People talk about being blind to things like colour and gender. “Colourblind” is the friendly term some use for this approach. And it has its positive effects: when people are “colourblind,” they are more likely to steer clear from nasty racial stereotypes and the explicit acts of prejudice that accompany them.

Darlene Lannigan, assistant to Transport Minister Lawrence Cannon, is a shining example of someone who is not colourblind. She recently made a dastardly comment to an aboriginal protester, telling him that he is free to come into her office and negotiate only “if [he] behave[s], and [he’s] sober.” Wouldn’t it be nice to think that we could solve racism of that kind – that we could solve all this race, gender, sexuality, disability business for that matter – with just a bit of “blindness”? But “blindness” ignores some important points.

    Dr. Charmaine Nelson, Associate Professor of Art History at McGill, says her frustration with the “colourblind” mentality motivated her to get involved in teaching. In her postsecondary Art History classes people would dance and twirl and tip-toe around the fact that one of the two women in Edouard Manet’s 1863 painting “Olympia,” was black. No one thought it important enough to mention. The professor would act as if these women were simply two women, and that race played no part in any discernible difference in life experience or advantage. But you see, it’s more than a little important that one of the women was black and one of the women was white; it’s important because, in 1863 in France, the black woman was most likely a slave, and the white woman was most likely not.

    “Colour/gender blindness refuses to see the differences that marginalize individuals; colourblindness refuses to see that it is not a level playing field,” Nelson says.    

Nelson is an Obama supporter. Though she doesn’t say that Obama should be president simply because he’s black; she does believe that since he is black, we should see his success as exceptional. He has gotten this far despite past and present systems of oppression.
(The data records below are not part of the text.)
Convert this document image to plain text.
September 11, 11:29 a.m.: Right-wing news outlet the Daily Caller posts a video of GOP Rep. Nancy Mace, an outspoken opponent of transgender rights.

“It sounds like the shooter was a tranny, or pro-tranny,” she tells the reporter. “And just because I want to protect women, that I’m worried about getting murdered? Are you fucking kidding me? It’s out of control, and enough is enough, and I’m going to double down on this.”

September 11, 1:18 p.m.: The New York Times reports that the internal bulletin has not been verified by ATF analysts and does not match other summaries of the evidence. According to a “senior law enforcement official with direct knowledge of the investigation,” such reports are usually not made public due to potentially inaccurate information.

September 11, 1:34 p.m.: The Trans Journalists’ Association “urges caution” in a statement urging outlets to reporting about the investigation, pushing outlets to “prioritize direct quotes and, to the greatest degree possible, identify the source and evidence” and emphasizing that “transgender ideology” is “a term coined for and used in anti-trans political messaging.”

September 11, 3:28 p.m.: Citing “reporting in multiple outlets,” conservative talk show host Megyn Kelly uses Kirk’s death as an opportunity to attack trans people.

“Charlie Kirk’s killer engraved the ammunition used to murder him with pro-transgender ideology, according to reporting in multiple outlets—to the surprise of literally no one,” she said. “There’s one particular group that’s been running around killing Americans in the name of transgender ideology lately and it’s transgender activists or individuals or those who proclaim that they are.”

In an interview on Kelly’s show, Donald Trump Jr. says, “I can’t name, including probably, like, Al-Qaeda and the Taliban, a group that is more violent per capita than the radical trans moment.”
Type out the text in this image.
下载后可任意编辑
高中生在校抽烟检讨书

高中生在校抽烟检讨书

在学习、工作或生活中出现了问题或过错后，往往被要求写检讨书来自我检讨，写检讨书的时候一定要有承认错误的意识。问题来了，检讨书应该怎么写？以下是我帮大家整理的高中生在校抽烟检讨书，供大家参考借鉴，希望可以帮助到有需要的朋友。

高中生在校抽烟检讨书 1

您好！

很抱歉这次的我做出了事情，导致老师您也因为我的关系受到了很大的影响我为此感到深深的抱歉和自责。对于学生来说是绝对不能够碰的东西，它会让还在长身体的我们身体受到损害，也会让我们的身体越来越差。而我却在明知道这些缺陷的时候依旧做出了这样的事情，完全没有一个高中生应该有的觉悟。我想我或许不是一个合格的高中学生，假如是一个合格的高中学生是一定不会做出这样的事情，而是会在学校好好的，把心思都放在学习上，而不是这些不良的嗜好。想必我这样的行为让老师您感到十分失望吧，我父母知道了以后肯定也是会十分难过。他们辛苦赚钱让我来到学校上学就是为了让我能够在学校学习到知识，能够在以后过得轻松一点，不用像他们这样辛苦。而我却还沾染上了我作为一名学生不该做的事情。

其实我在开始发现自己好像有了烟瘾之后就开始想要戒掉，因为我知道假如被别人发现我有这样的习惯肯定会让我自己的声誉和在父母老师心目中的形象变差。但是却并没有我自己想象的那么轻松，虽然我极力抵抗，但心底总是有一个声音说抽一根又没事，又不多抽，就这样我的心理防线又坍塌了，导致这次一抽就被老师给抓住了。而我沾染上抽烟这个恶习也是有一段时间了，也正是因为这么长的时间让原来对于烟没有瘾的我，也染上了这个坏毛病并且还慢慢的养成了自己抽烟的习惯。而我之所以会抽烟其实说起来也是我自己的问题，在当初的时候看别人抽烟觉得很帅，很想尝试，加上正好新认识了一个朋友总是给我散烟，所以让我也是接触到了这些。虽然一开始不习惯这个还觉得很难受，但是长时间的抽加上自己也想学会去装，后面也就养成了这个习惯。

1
But then things get frightening. Think of that frightening woman Sarah Palin, and all the people that think they should vote for her because she’s a woman, and consider that she has gotten this far despite gender biases and not, perhaps, because of gender biases.

Or consider that frightening member of the United States Supreme Court, Associate Justice Clarence Thomas, who was appointed arguably because he is black, and despite all the allegations of sexual harassment filed against him. So, how to deal with this? How to respect Obama and Pallin’s respective experiences of race and gender without reducing voting to a tokenizing gesture or to misplaced race and gender loyalties?

    “Visual Literacy” is Nelson’s answer. And this is how Art History finds its place in politics. It teaches us to be conscious of the visual information that we receive, be aware of the history of what you see, or of the intentional tricks advertisers and campaigners play on our experience of the visual, and to consciously consider this information within our understanding of the non-visual. If you are lucky enough to have functioning eyes, don’t choose to be blind. See what there is to see, and read what it is you are seeing.